MIKAEL BLOMKVIST IGNORAIT tout des événements dramatiques à Stallarholmen. Il quitta Smådalarö vers 15 heures. Il s'arrêta à une station-service prendre un café tout en essayant de cerner le problème.
Mikael était profondément frustré. Björck lui avait donné tant de détails qu'il en était stupéfait, mais il avait aussi catégoriquement refusé de lui donner le dernier morceau du puzzle concernant l'identité suédoise de Zalachenko. Mikael se sentait floué. Tout à coup, l'histoire prenait fin et Björck s'était entêté à refuser de raconter le dénouement.
— Nous avons un accord, insista Mikael.
— Et j'en ai rempli ma part. J'ai raconté qui est Zalachenko. Si tu veux davantage d'informations, nous devons formuler un nouvel accord. Il me faut des garanties que mon nom sera totalement laissé en dehors et qu'il n'y aura pas de suite.

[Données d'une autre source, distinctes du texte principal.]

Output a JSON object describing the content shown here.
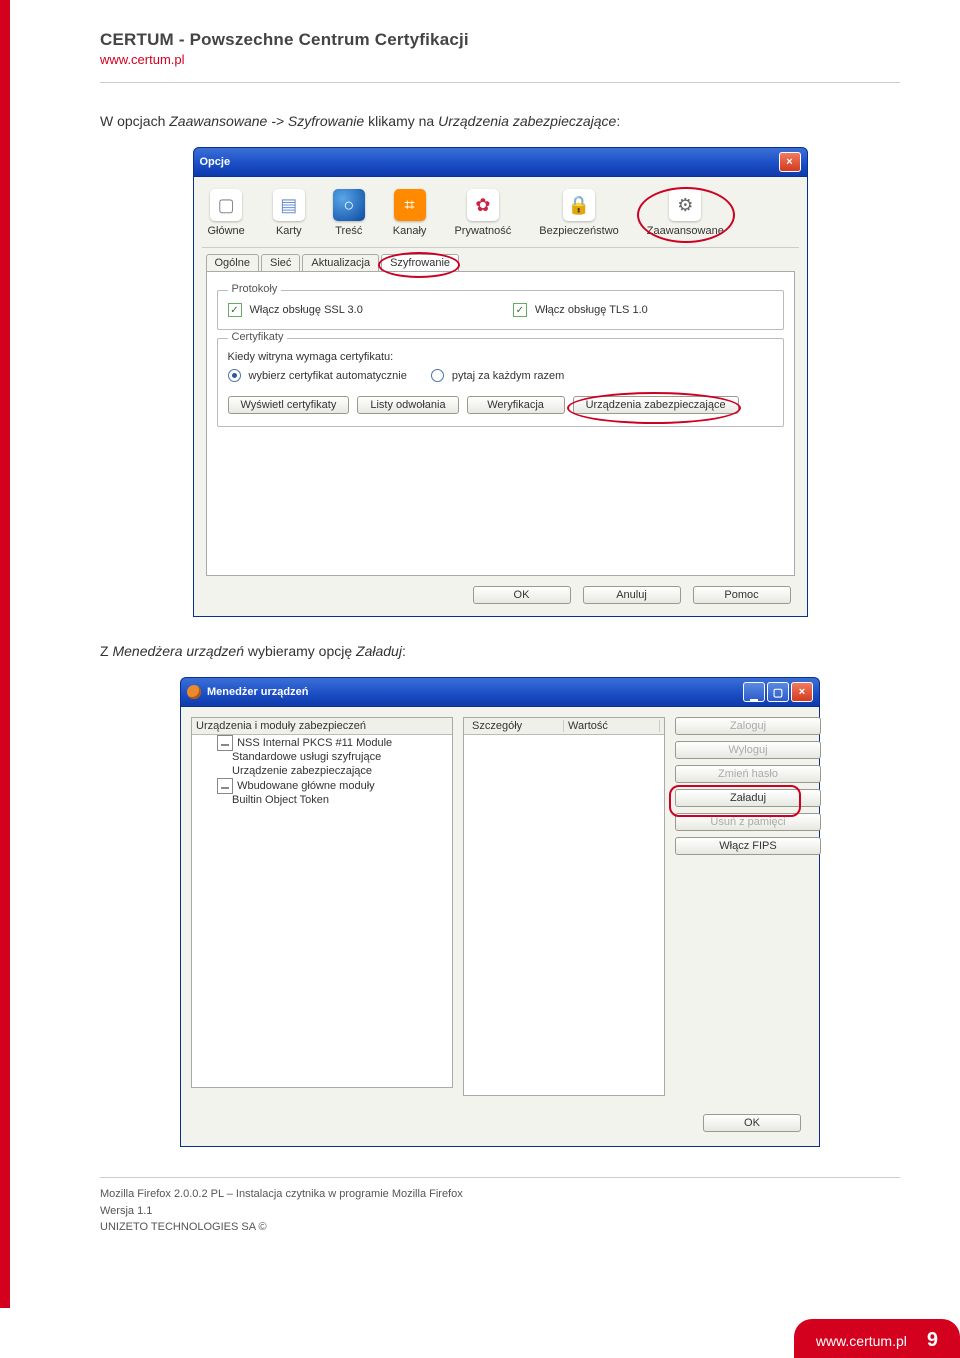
{
  "header": {
    "title": "CERTUM - Powszechne Centrum Certyfikacji",
    "url": "www.certum.pl"
  },
  "p1": {
    "pre": "W opcjach ",
    "i1": "Zaawansowane -> Szyfrowanie",
    "mid": " klikamy na ",
    "i2": "Urządzenia zabezpieczające",
    ":": ":"
  },
  "p2": {
    "pre": "Z ",
    "i1": "Menedżera urządzeń",
    "mid": " wybieramy opcję ",
    "i2": "Załaduj",
    ":": ":"
  },
  "opcje": {
    "title": "Opcje",
    "tabs": [
      "Główne",
      "Karty",
      "Treść",
      "Kanały",
      "Prywatność",
      "Bezpieczeństwo",
      "Zaawansowane"
    ],
    "subtabs": [
      "Ogólne",
      "Sieć",
      "Aktualizacja",
      "Szyfrowanie"
    ],
    "proto_legend": "Protokoły",
    "ssl": "Włącz obsługę SSL 3.0",
    "tls": "Włącz obsługę TLS 1.0",
    "cert_legend": "Certyfikaty",
    "cert_prompt": "Kiedy witryna wymaga certyfikatu:",
    "rad1": "wybierz certyfikat automatycznie",
    "rad2": "pytaj za każdym razem",
    "b_wys": "Wyświetl certyfikaty",
    "b_listy": "Listy odwołania",
    "b_wer": "Weryfikacja",
    "b_urz": "Urządzenia zabezpieczające",
    "ok": "OK",
    "anuluj": "Anuluj",
    "pomoc": "Pomoc"
  },
  "men": {
    "title": "Menedżer urządzeń",
    "tree_hd": "Urządzenia i moduły zabezpieczeń",
    "t1": "NSS Internal PKCS #11 Module",
    "t1a": "Standardowe usługi szyfrujące",
    "t1b": "Urządzenie zabezpieczające",
    "t2": "Wbudowane główne moduły",
    "t2a": "Builtin Object Token",
    "col1": "Szczegóły",
    "col2": "Wartość",
    "zaloguj": "Zaloguj",
    "wyloguj": "Wyloguj",
    "zmien": "Zmień hasło",
    "zaladuj": "Załaduj",
    "usun": "Usuń z pamięci",
    "fips": "Włącz FIPS",
    "ok": "OK"
  },
  "footer": {
    "l1": "Mozilla Firefox 2.0.0.2 PL – Instalacja czytnika w programie Mozilla Firefox",
    "l2": "Wersja 1.1",
    "l3": "UNIZETO TECHNOLOGIES SA ©"
  },
  "bottom": {
    "url": "www.certum.pl",
    "page": "9"
  }
}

— Comment pourrais-je te donner de telles garanties ? Je ne suis pas maître de l'enquête de police, et tôt ou tard ils vont remonter jusqu'à toi.
— Ce n'est pas l'enquête de police qui m'inquiète. Ce que je veux, ce sont des garanties que jamais tu ne m'épingleras au sujet des putes.

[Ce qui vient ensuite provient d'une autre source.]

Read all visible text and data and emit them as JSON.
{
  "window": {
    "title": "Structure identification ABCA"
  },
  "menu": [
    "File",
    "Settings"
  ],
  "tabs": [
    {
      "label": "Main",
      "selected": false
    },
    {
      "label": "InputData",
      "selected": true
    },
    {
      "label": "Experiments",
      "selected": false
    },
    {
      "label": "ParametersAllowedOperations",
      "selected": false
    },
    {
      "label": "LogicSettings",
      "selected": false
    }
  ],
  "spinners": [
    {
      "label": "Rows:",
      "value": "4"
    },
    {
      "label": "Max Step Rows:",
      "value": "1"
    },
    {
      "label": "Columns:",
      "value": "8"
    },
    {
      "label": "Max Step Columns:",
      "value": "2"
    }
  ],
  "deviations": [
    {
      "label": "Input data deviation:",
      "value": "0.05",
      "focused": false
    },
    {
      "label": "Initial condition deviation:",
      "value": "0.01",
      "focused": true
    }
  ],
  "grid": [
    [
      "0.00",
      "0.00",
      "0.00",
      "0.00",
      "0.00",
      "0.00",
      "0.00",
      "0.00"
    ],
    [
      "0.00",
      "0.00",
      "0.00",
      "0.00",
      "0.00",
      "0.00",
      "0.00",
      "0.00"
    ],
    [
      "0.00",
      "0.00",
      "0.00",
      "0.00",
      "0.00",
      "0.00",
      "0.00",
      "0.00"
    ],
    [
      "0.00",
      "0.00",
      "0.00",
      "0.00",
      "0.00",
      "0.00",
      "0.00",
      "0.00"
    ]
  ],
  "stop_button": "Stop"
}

Mikael nota que Björck semblait plus soucieux de dissimuler son lien avec le commerce du sexe que d'avoir livré des données classées secret-défense. C'était révélateur de sa personnalité.
— Je t'ai déjà promis de ne pas écrire un mot sur toi dans ce contexte.

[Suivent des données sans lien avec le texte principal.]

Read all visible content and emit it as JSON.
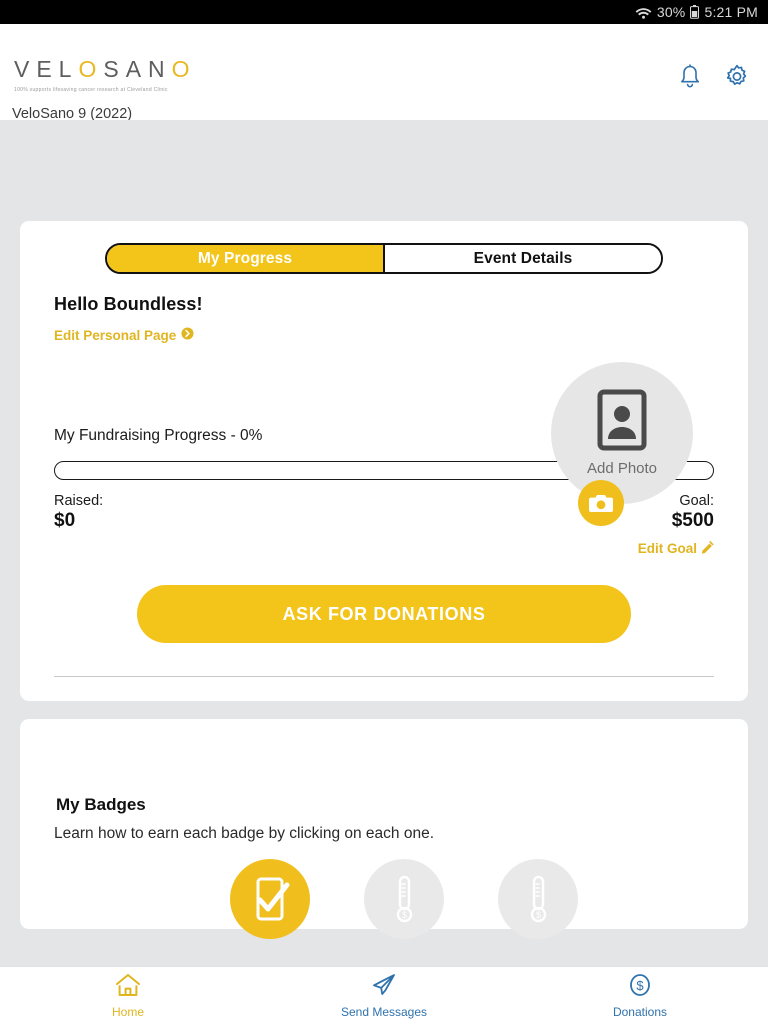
{
  "status_bar": {
    "wifi_icon": "wifi-icon",
    "battery_percent": "30%",
    "battery_icon": "battery-icon",
    "time": "5:21 PM"
  },
  "header": {
    "logo_text": "VELOSANO",
    "logo_highlight_indices": [
      3,
      7
    ],
    "logo_tagline": "100% supports lifesaving cancer research at Cleveland Clinic",
    "event_name": "VeloSano 9 (2022)",
    "notifications_icon": "bell-icon",
    "settings_icon": "gear-icon"
  },
  "tabs": [
    {
      "label": "My Progress",
      "active": true
    },
    {
      "label": "Event Details",
      "active": false
    }
  ],
  "progress_card": {
    "greeting": "Hello Boundless!",
    "edit_personal_page": "Edit Personal Page",
    "edit_personal_icon": "circle-arrow-right-icon",
    "photo": {
      "label": "Add Photo",
      "placeholder_icon": "contact-card-icon",
      "camera_badge_icon": "camera-icon"
    },
    "fundraising_title": "My Fundraising Progress - 0%",
    "progress_percent": 0,
    "raised_label": "Raised:",
    "raised_value": "$0",
    "goal_label": "Goal:",
    "goal_value": "$500",
    "edit_goal": "Edit Goal",
    "edit_goal_icon": "pencil-icon",
    "ask_button": "ASK FOR DONATIONS"
  },
  "badges_card": {
    "title": "My Badges",
    "subtitle": "Learn how to earn each badge by clicking on each one.",
    "badges": [
      {
        "name": "badge-self-donation",
        "icon": "phone-check-icon",
        "earned": true
      },
      {
        "name": "badge-thermometer-1",
        "icon": "thermometer-dollar-icon",
        "earned": false
      },
      {
        "name": "badge-thermometer-2",
        "icon": "thermometer-dollar-icon",
        "earned": false
      }
    ]
  },
  "bottom_nav": [
    {
      "label": "Home",
      "icon": "home-icon",
      "active": true
    },
    {
      "label": "Send Messages",
      "icon": "paper-plane-icon",
      "active": false
    },
    {
      "label": "Donations",
      "icon": "dollar-circle-icon",
      "active": false
    }
  ],
  "colors": {
    "brand_yellow": "#f3c41a",
    "brand_yellow_dark": "#e0b520",
    "nav_blue": "#2f72ad",
    "page_background": "#e4e5e6",
    "card_background": "#ffffff"
  }
}
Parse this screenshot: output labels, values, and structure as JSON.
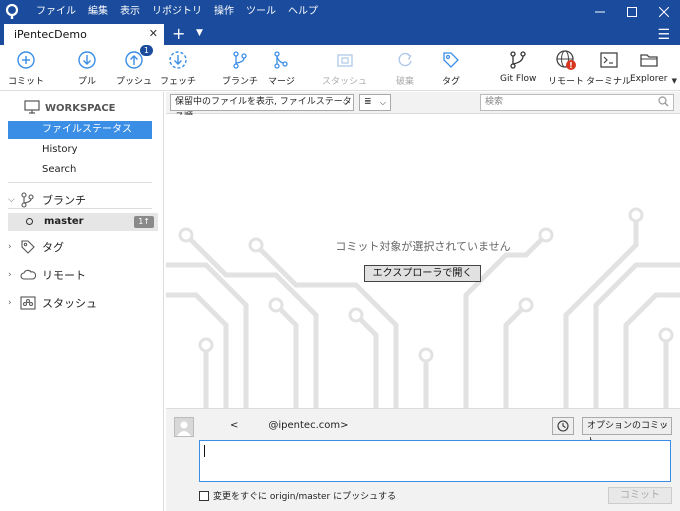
{
  "menu": [
    "ファイル",
    "編集",
    "表示",
    "リポジトリ",
    "操作",
    "ツール",
    "ヘルプ"
  ],
  "tab": {
    "title": "iPentecDemo"
  },
  "toolbar": {
    "commit": "コミット",
    "pull": "プル",
    "push": "プッシュ",
    "push_badge": "1",
    "fetch": "フェッチ",
    "branch": "ブランチ",
    "merge": "マージ",
    "stash": "スタッシュ",
    "discard": "破棄",
    "tag": "タグ",
    "gitflow": "Git Flow",
    "remote": "リモート",
    "terminal": "ターミナル",
    "explorer": "Explorer"
  },
  "sidebar": {
    "workspace": "WORKSPACE",
    "items": [
      "ファイルステータス",
      "History",
      "Search"
    ],
    "branches_label": "ブランチ",
    "branch_name": "master",
    "branch_count": "1↑",
    "tags_label": "タグ",
    "remotes_label": "リモート",
    "stash_label": "スタッシュ"
  },
  "main": {
    "filter": "保留中のファイルを表示, ファイルステータス順",
    "view": "≣",
    "search_placeholder": "検索",
    "empty_message": "コミット対象が選択されていません",
    "open_explorer": "エクスプローラで開く"
  },
  "commit": {
    "author_lt": "<",
    "author_email": "@ipentec.com>",
    "options": "オプションのコミット",
    "push_option": "変更をすぐに origin/master にプッシュする",
    "commit_button": "コミット"
  },
  "colors": {
    "titlebar": "#1a4b9c",
    "accent": "#3a8ee6",
    "art": "#e2e2e2"
  }
}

— Mais maintenant il me faut des garanties que tu ne me mentionneras jamais en rapport avec Zalachenko.
Mikael n'avait aucune intention de donner ce genre de garanties. Il pouvait aller jusqu'à traiter Björck comme une source anonyme dans la trame du fond, mais il ne pouvait pas garantir un anonymat complet. Finalement, ils s'étaient mis d'accord pour réfléchir à la chose pendant un jour ou deux avant de reprendre la conversation.
Mikael buvait son gobelet de café dans la station-service quand il sentit que quelque chose était là, à sa portée. Si près que ça pouvait devenir une silhouette mais sans qu'il réussisse à mettre l'image au point. Puis l'idée le frappa qu'il y avait peut-être une autre personne en mesure de jeter pas mal de lumière sur l'histoire. Mikael se trouvait assez près du centre de rééducation d'Ersta. Il regarda l'heure, se leva vivement et partit rendre visite à Holger Palmgren.
GUNNAR BJÖRCK ÉTAIT INQUIET. Après la rencontre avec Mikael Blomkvist, il était complètement épuisé. Son dos lui faisait plus mal que jamais. Il prit trois cachets d'analgésique et alla s'allonger sur le canapé du séjour. Les pensées tournaient dans sa tête. Au bout d'une heure, il se leva, mit de l'eau à chauffer et sortit des sachets de thé. Il s'assit à la table de la cuisine et rumina.
Pouvait-il faire confiance à Blomkvist ? Il avait joué toutes ses cartes et maintenant il était livré au bon vouloir de ce journaliste de malheur. Mais il avait conservé l'information la plus importante. L'identité de Zala et son véritable rôle dans les événements. Une carte décisive qu'il gardait dans sa manche.